Sam Himmelfarb, Diagonals in Orange and White acrylic on canvas, 48" x 60", 1969

In his 1950s, Himmelfarb continued to focus on crowds, such as audiences, commuters and beachgoers. However, in paintings such as Poet and Paysano (1950), Front Row at the Beach (1955) and Mosaic (1957), he began to experiment with stylized flat or angular, Cubist-like shapes, brighter color, patterned surfaces and a fragmented, reordered sense of space. Arts Magazine went so far as to describe one such work, The Rapid Summer Died, as one of the more remarkable "abstractions" in a group show of "vigorous and lushly colored" oils. By 1960's Downtown and 1961’s Neighborhood Street Scene, Himmelfarb was employing collage—in part, reflecting the fragmented nature of his new compositions—in a manner that recalled both the abstraction of Hans Hofmann and the Pop, representational-abstract silkscreens of Robert Rauschenberg.

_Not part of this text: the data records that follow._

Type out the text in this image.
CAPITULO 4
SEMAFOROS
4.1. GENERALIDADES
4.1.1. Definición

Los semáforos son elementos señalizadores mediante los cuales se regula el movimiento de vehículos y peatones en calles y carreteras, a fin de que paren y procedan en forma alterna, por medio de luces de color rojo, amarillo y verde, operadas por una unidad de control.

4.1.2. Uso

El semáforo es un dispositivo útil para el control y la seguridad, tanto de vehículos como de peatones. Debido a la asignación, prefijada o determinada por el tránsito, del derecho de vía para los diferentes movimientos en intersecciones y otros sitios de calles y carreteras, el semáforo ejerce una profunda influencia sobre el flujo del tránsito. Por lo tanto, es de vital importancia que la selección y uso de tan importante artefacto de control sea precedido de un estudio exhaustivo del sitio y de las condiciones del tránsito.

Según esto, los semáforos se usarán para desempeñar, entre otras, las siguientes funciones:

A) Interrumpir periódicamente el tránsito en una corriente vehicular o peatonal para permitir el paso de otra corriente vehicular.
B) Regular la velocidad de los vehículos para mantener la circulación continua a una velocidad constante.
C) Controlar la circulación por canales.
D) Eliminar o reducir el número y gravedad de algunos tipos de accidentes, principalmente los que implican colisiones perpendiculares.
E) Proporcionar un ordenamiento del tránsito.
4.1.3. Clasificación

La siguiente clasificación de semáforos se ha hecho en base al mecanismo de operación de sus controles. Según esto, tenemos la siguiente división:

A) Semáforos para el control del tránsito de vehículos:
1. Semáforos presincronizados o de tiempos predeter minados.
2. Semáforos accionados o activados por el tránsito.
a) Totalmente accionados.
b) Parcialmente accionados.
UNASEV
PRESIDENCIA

Himmelfarb retired from business in 1966 and focused full-time on painting, taking a studio in Chicago's Pilsen neighborhood that he found through friend and modernist sculptor, Ruth Duckworth; he would share the studio with Eleanor and John in the early 1970s. His late work alternated between abstracted, painterly pieces, such as On the Way (1965) or Sun Bleached (1969), and high-key, geometric syntheses of recreational, domestic or urban scenes, often executed in acrylic (e.g., Family Feast, 1971; In, 1972). In these works, he often applied paint in a cool, almost mechanical manner, creating clean-edged, flat areas of interlocking forms that consciously used negative space and sometimes formed graphic patterns of striping and outlining (e.g., Truck Stop Diner, 1968; Diagonals in Orange and White, 1969). Critic Donald Key described his work of this period as that of "an accomplished colorist" who "revels in the rhythms of opposing tones and color."

Himmelfarb designed the modernist, Usonian-style Samuel and Eleanor Himmelfarb Home and Studio, which was built in 1942 in a wooded area of Winfield, Illinois, and listed on the National Register of Historic Places on October 4, 2018. In subsequent years, Himmelfarb occasionally undertook other building projects, including a residence in Wheaton, Illinois built for friends (since demolished), a still-surviving, small medical office in Warrenville, Illinois, and design work for a neighboring house in Winfield.